Pour moi c'est fini, je sais qu'il me reste entre 6 mois et 2 ans.

Mais je vais me battre, pour ma famille et pour mes copains. Et quand je ne serais plus là, ils continueront.

Aujourd'hui, quand je vais à Atochem, je vois qu'à la Direction ils ont peur, ils déroulent le tapis rouge pour moi. Mais je n'oublie pas qu'hier, quand je protestais, ils s'arrangeaient pour me faire perdre une prime ou pour m'envoyer dégazer les bouteilles sur le parc les jours de pluie.

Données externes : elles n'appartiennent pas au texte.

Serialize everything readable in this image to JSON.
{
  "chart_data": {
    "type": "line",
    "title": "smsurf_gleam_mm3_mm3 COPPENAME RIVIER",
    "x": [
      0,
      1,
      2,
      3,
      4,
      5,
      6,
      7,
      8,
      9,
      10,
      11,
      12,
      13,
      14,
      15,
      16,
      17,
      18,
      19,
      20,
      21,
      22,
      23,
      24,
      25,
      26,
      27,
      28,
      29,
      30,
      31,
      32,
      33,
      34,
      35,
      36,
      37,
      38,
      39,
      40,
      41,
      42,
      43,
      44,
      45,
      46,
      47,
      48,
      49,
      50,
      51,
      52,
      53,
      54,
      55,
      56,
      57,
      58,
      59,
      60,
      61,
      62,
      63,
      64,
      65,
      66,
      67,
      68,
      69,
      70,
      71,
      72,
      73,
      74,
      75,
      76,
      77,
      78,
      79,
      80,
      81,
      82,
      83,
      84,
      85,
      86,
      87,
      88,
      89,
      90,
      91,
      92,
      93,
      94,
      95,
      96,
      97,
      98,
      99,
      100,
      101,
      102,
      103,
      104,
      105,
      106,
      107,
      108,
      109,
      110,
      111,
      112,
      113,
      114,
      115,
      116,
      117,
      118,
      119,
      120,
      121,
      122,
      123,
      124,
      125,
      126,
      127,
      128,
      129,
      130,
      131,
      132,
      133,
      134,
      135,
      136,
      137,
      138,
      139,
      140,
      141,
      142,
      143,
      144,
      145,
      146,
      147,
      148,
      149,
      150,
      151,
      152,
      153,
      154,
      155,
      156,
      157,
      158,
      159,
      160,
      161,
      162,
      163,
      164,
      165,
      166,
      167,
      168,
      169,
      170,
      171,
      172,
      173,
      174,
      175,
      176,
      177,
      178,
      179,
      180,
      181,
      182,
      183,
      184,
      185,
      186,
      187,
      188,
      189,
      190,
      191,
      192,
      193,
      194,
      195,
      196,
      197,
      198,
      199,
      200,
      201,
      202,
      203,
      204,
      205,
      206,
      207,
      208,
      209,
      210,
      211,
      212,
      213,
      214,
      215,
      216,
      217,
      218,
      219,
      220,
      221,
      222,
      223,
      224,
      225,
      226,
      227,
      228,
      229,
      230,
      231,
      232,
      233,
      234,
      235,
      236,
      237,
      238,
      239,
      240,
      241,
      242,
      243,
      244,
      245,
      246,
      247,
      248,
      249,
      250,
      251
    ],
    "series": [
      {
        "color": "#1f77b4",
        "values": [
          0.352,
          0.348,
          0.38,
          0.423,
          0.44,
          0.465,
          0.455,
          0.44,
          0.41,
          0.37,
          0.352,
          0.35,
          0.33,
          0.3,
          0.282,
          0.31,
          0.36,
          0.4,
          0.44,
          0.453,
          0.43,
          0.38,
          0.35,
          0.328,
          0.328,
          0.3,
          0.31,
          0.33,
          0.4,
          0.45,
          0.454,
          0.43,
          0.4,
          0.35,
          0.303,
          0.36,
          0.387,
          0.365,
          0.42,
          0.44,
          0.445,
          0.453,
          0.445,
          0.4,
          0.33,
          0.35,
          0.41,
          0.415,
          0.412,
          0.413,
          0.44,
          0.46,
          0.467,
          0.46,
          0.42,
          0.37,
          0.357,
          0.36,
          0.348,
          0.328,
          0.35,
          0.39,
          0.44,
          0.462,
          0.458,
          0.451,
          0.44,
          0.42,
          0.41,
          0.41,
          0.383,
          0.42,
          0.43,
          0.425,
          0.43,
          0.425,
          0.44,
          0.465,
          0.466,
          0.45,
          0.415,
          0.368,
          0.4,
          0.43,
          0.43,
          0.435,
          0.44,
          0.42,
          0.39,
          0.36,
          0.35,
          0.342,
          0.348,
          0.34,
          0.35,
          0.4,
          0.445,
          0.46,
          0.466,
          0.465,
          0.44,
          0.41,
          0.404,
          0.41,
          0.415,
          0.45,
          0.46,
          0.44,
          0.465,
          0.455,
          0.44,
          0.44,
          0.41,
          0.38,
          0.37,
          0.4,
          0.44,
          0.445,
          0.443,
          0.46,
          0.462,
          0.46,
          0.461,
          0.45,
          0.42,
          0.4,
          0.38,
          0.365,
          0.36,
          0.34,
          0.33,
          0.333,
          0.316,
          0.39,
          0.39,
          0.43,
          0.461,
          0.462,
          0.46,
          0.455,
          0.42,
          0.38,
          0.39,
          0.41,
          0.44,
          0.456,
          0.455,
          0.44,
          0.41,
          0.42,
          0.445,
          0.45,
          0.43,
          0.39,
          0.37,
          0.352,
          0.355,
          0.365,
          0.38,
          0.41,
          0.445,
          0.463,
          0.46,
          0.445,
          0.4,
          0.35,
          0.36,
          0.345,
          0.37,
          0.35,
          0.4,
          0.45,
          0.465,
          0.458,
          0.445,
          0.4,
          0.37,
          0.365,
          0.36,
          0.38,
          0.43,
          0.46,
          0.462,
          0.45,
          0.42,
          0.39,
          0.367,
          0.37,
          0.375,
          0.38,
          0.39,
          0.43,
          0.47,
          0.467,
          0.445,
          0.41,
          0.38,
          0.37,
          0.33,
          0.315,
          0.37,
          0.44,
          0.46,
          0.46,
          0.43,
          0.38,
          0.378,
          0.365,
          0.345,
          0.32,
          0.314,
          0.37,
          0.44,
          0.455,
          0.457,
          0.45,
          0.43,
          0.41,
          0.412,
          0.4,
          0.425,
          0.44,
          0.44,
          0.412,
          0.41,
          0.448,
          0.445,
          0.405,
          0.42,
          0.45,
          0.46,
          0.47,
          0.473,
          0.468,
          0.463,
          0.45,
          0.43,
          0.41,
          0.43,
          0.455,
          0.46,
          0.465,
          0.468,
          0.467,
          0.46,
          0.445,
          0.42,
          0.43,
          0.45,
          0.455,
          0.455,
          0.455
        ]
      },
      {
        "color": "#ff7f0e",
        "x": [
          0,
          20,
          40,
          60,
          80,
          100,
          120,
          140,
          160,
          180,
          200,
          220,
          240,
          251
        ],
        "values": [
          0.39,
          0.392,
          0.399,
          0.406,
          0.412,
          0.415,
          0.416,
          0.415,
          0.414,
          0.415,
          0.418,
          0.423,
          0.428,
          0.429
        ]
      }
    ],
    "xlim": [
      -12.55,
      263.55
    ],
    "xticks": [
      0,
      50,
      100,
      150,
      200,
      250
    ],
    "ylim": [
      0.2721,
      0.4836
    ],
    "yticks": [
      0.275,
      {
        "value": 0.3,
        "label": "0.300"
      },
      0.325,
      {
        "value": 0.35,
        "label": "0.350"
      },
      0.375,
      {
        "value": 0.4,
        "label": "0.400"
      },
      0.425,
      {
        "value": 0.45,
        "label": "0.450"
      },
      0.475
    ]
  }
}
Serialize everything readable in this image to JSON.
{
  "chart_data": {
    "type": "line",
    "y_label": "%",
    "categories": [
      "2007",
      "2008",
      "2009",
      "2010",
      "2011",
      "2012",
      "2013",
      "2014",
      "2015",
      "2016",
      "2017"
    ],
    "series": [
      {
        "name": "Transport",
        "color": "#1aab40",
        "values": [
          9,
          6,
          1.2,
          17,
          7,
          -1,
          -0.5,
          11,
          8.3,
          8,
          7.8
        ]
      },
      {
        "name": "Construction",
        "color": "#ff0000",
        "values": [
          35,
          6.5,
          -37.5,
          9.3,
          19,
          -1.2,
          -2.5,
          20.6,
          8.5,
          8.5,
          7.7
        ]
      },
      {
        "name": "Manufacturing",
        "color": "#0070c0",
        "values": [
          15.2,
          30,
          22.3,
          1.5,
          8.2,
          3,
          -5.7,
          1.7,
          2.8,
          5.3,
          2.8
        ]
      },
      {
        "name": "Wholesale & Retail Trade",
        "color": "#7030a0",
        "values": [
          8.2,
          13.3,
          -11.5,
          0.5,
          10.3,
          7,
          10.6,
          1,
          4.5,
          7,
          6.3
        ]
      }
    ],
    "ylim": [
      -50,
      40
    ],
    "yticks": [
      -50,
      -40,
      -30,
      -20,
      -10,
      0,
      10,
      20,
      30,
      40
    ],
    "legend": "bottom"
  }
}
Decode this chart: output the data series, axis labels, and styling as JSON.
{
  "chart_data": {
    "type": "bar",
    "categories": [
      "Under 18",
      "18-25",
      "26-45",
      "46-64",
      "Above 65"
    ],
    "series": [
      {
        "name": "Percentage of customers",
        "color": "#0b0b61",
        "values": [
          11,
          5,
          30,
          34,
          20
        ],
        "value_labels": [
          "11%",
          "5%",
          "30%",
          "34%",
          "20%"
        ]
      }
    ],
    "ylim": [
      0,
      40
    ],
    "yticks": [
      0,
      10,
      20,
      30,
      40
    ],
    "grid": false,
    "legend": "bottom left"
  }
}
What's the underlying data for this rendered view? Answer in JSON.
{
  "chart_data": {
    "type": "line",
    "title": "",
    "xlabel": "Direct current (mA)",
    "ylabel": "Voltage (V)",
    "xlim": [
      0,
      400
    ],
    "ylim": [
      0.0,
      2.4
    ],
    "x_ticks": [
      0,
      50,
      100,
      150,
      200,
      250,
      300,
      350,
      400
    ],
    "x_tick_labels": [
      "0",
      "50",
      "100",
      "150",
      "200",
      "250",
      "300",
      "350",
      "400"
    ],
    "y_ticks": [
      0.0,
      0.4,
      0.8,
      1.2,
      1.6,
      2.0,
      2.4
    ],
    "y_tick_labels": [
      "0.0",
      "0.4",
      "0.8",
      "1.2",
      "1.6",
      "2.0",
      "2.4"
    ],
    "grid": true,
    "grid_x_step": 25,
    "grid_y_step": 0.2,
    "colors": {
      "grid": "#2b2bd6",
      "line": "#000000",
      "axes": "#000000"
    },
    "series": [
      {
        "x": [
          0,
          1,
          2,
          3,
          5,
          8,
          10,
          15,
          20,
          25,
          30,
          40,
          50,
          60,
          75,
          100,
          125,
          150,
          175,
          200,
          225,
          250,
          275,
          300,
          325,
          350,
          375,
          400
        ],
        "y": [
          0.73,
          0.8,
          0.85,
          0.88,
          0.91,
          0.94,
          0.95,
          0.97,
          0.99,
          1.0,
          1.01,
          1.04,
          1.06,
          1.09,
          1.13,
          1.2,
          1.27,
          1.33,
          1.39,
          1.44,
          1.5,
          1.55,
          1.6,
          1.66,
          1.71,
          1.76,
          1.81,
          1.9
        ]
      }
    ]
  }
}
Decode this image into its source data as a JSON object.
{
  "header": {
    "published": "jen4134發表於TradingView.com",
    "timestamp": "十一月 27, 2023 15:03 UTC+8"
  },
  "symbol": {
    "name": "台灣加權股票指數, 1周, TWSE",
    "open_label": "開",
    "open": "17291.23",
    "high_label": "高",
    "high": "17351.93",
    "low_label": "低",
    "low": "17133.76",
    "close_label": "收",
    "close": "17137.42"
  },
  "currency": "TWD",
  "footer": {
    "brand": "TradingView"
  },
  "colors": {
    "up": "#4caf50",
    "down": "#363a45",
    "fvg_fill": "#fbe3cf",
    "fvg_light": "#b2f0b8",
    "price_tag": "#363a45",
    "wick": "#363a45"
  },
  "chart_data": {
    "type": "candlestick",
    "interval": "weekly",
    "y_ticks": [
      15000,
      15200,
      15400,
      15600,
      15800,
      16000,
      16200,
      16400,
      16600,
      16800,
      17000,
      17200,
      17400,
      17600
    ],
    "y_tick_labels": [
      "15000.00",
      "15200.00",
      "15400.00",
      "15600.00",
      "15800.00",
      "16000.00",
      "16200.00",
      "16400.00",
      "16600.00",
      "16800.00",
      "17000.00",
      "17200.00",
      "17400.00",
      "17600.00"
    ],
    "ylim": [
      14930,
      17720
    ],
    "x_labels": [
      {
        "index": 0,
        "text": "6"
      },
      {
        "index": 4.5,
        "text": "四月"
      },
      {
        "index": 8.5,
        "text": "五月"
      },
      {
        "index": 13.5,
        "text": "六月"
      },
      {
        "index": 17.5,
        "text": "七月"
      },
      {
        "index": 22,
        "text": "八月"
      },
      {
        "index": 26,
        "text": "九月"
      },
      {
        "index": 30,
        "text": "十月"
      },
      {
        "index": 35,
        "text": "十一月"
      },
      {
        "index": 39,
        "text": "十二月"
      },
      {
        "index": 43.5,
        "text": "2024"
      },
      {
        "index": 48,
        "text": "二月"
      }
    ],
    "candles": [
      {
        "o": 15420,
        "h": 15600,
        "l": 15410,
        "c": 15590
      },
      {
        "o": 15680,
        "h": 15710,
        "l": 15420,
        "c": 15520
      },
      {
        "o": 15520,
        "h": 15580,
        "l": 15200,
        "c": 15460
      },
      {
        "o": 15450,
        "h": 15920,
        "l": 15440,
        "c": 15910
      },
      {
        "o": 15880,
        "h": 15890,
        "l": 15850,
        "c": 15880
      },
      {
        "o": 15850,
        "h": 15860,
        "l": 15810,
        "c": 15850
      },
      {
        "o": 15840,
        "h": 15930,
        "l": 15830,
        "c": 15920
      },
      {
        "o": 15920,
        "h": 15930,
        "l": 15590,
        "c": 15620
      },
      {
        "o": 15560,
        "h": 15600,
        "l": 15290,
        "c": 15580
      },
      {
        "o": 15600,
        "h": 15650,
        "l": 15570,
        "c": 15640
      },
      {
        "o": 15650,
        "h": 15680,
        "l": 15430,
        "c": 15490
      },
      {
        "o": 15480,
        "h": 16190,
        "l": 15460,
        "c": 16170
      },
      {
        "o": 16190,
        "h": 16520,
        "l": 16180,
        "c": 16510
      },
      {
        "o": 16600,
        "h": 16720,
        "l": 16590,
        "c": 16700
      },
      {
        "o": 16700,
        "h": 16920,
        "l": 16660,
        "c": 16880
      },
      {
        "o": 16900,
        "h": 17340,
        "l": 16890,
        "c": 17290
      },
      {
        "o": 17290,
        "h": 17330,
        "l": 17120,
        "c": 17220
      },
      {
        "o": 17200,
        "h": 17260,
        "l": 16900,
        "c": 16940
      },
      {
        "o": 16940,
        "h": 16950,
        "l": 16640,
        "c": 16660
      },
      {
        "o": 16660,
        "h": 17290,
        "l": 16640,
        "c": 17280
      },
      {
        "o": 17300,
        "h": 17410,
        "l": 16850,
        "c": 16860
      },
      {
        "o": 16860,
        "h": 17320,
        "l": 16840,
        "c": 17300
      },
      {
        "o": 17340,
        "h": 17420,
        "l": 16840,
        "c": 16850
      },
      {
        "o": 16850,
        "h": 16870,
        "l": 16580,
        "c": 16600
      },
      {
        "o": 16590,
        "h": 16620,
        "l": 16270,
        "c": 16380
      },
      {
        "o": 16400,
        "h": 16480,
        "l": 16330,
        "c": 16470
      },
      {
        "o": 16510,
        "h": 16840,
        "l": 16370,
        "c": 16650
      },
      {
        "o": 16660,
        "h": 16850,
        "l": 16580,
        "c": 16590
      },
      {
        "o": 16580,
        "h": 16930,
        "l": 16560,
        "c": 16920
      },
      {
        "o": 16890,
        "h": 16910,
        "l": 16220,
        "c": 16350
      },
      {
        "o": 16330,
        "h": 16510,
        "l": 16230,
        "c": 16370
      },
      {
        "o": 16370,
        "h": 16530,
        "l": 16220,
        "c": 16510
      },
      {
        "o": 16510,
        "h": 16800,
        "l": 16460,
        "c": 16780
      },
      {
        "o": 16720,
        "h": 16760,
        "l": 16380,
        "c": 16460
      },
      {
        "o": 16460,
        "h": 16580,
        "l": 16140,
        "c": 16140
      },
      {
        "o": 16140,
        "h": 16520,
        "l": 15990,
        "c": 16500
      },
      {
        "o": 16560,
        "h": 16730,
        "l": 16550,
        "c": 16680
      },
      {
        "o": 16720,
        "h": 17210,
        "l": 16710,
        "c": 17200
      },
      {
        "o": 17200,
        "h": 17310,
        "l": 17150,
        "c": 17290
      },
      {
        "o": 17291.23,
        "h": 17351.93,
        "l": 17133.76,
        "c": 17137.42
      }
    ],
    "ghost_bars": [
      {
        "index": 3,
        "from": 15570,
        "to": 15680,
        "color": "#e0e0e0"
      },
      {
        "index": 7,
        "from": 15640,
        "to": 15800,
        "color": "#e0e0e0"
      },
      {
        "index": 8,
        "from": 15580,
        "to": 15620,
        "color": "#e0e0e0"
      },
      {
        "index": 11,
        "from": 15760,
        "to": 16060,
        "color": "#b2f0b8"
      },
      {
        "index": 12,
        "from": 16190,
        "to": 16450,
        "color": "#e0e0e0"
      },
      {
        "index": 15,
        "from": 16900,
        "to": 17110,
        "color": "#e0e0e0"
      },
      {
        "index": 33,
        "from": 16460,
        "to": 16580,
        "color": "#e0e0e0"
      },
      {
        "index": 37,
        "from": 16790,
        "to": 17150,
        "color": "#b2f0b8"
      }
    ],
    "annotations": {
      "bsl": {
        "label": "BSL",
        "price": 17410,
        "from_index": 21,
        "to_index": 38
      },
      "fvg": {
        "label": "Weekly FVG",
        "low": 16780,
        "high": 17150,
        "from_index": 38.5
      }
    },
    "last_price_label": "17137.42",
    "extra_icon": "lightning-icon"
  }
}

C'est pour les autres que je vais me battre. Je veux coûter très cher à Atochem , parce qu'alors ils ne mégoteront plus pour changer les calorifuges, les presse-étoupe ou les joints en amiante tout en annonçant des milliards de bénéfice à leurs actionnaires.

Je veux qu'ils réalisent la carte de l'amiante dans l'entreprise (comme elle a été faite à BP Chemicals), et qu'ils remontent dans les archives pour les ateliers disparus. Je veux que mes copains sachent si oui ou non ils ont été exposés, je veux qu'ils fassent une liste nominative de tous ceux qui ont été exposés, parce que cette saloperie se déclare tout d'un coup, sans signes préalables, et alors elle ne laisse aucune chance.

Entre les périodes de chimiothérapie, je serais là pour me battre, avec l'aide de ma soeur.